Avevamo lavorato un intero pomeriggio, facendo corse a ostacoli, flessioni, addominali e via dicendo, sudando davvero come un animale.

Lui ridacchiò e tolse ogni traccia di liquido giallo dal grande bicchiere di vetro.

«Tesoro sono un ragazzo e voglio divertirmi, prima ero così insicuro che avevo paura solo a mettere un piede fuori casa. Ora sembra tutto così diverso, io sono diverso».

Lo guardai nei suoi bellissimi occhi blu, sembravano diventare più intensi per quanta gioia racchiudessero.

Gli sorrisi, sapendo di quel meraviglioso capitolo della sua vita che stava aprendo, lontano dalle cattiverie che aveva dovuto subire per colpa di persone che non erano in grado di riuscire a vedere oltre l'apparenza e di capire che dietro tutto quello che poteva sembrare buffo, ai loro occhi, c'era comunque una persona che stavano facendo soffrire con ogni mezzo.
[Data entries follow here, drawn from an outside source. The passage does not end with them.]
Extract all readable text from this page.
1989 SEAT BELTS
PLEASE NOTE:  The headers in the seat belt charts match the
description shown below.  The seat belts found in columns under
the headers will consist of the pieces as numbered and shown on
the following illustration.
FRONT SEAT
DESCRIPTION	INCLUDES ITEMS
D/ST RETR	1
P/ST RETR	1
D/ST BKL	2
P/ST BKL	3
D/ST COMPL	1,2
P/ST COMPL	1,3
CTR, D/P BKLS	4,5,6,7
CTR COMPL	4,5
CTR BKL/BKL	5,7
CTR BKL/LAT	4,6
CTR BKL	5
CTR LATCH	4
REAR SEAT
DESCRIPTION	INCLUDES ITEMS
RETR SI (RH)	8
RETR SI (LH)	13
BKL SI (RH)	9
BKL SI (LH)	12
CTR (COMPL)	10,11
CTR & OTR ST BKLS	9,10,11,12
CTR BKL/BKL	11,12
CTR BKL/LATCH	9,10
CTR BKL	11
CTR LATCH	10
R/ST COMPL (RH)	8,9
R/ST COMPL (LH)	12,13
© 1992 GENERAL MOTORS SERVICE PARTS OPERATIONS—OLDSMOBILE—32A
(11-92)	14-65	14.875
«A che ora mi faccio trovare pronta?» Mi ingozzai con l'ultimo boccone di tramezzino, che non mi aveva saziato neanche un po', ma che a detta di Alan avevo meritato tantissimo, e bevvi un sorso d'acqua.

Sorrise raggiante, c'era riconoscenza nella sua espressione, anche perché sapeva benissimo che lo stavo facendo solo per lui. Io odiavo le feste. «Passo a prenderti dopo cena».

Qualche ora dopo ero seduta sul muretto fuori casa, aspettando Alan che era peggio di una ragazza in quelle cose. Era talmente lento che dovevi dargli un appuntamento due ore prima per farlo arrivare puntuale. Io avevo impiegato solo quarantacinque minuti per farmi una doccia, passare la piastra sui capelli, vestirmi e truccarmi. Non capivo cosa dovesse fare effettivamente lui.

«Wow, l'ho sempre detto che il viola è il tuo colore». Stavo quasi per mandare al diavolo la persona che pronunciò quelle parole, credendo fosse il mio migliore amico, ma mi fermai giusto in tempo non appena incontrai un sorrisetto strafottente, due occhi castano chiaro e dei capelli scuri.